Он был горд и свободен, этот демон ночи, в котором не было ничего от обычных людей. Перед ней стоял несломленный дух свободы. И ей вдруг показалось, что вместе с ним в эту свободную ночь она отпускает всех их, эти тысячи сломленных, замученных и расстрелянных, выпускает их души на волю — смерти вопреки.

Они уходили ввысь не сдавшимися, не подвластными боли и унижениям, повергая в прах любые запреты в том, другом мире, отголосок которого вдруг мелькнул перед ней на мгновенье в чужих глазах. А ветер тихо шевелил камыши в плавнях, продолжая петь свою бесконечную печальную песню, словно читая монотонный речитатив эпитафии, горестно звучащий над этой землей.
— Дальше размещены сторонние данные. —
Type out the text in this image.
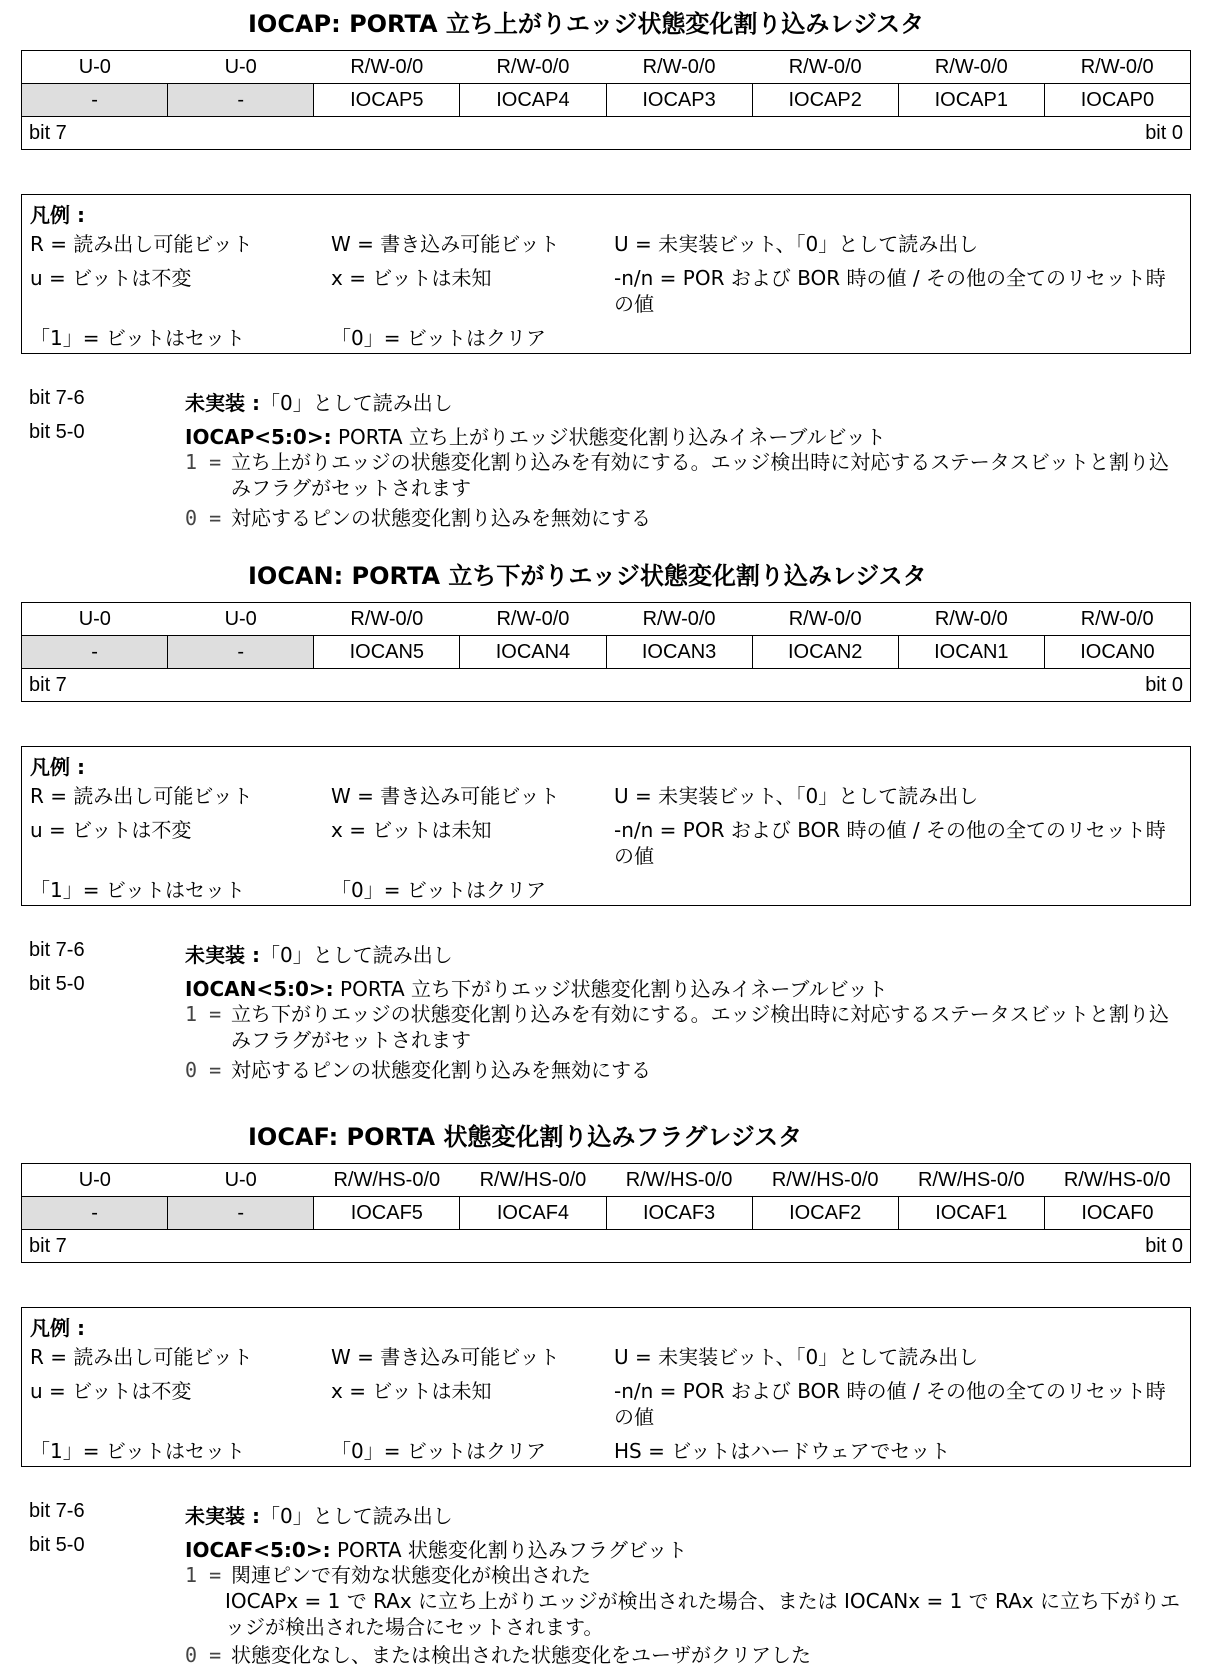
IOCAP: PORTA 立ち上がりエッジ状態変化割り込みレジスタ
U-0	U-0	R/W-0/0	R/W-0/0	R/W-0/0	R/W-0/0	R/W-0/0	R/W-0/0
-	-	IOCAP5	IOCAP4	IOCAP3	IOCAP2	IOCAP1	IOCAP0

bit 7 bit 0							
凡例 :
R = 読み出し可能ビット	W = 書き込み可能ビット	U = 未実装ビット、「0」として読み出し
u = ビットは不変	x = ビットは未知	-n/n = POR および BOR 時の値 / その他の全てのリセット時の値
「1」= ビットはセット	「0」= ビットはクリア
bit 7-6	未実装 :「0」として読み出し
bit 5-0	IOCAP<5:0>: PORTA 立ち上がりエッジ状態変化割り込みイネーブルビット
1 = 立ち上がりエッジの状態変化割り込みを有効にする。エッジ検出時に対応するステータスビットと割り込みフラグがセットされます
0 = 対応するピンの状態変化割り込みを無効にする
IOCAN: PORTA 立ち下がりエッジ状態変化割り込みレジスタ
U-0	U-0	R/W-0/0	R/W-0/0	R/W-0/0	R/W-0/0	R/W-0/0	R/W-0/0
-	-	IOCAN5	IOCAN4	IOCAN3	IOCAN2	IOCAN1	IOCAN0

bit 7 bit 0							
凡例 :
R = 読み出し可能ビット	W = 書き込み可能ビット	U = 未実装ビット、「0」として読み出し
u = ビットは不変	x = ビットは未知	-n/n = POR および BOR 時の値 / その他の全てのリセット時の値
「1」= ビットはセット	「0」= ビットはクリア
bit 7-6	未実装 :「0」として読み出し
bit 5-0	IOCAN<5:0>: PORTA 立ち下がりエッジ状態変化割り込みイネーブルビット
1 = 立ち下がりエッジの状態変化割り込みを有効にする。エッジ検出時に対応するステータスビットと割り込みフラグがセットされます
0 = 対応するピンの状態変化割り込みを無効にする
IOCAF: PORTA 状態変化割り込みフラグレジスタ
U-0	U-0	R/W/HS-0/0	R/W/HS-0/0	R/W/HS-0/0	R/W/HS-0/0	R/W/HS-0/0	R/W/HS-0/0
-	-	IOCAF5	IOCAF4	IOCAF3	IOCAF2	IOCAF1	IOCAF0

bit 7 bit 0							
凡例 :
R = 読み出し可能ビット	W = 書き込み可能ビット	U = 未実装ビット、「0」として読み出し
u = ビットは不変	x = ビットは未知	-n/n = POR および BOR 時の値 / その他の全てのリセット時の値
「1」= ビットはセット	「0」= ビットはクリア	HS = ビットはハードウェアでセット
bit 7-6	未実装 :「0」として読み出し
bit 5-0	IOCAF<5:0>: PORTA 状態変化割り込みフラグビット
1 = 関連ピンで有効な状態変化が検出された
IOCAPx = 1 で RAx に立ち上がりエッジが検出された場合、または IOCANx = 1 で RAx に立ち下がりエッジが検出された場合にセットされます。
0 = 状態変化なし、または検出された状態変化をユーザがクリアした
Не соображая, что делает, Зина вдруг поцеловала лугару в щеку — кожа его была мертвенно-холодной на ощупь.

— Иди. Мир большой. В нем есть люди, похожие на тебя. Попробуй их найти.

— Помни, — голос лугару прозвучал глухо, — помни — однажды настанет день, и я тебя спасу.

Он прыгнул в лодку. Заскрипели уключины. Что-то пробормотав по-румынски, проводник отчалил от берега. Лодка быстро заскользила вперед.

— Ты меня уже спас, — тихонько прошептала Зина.

— Пойдем, — Виктор взял ее за руку, — опасно стоять так. Пойдем.

Ветер усилился, превращаясь в темную рябь на воде.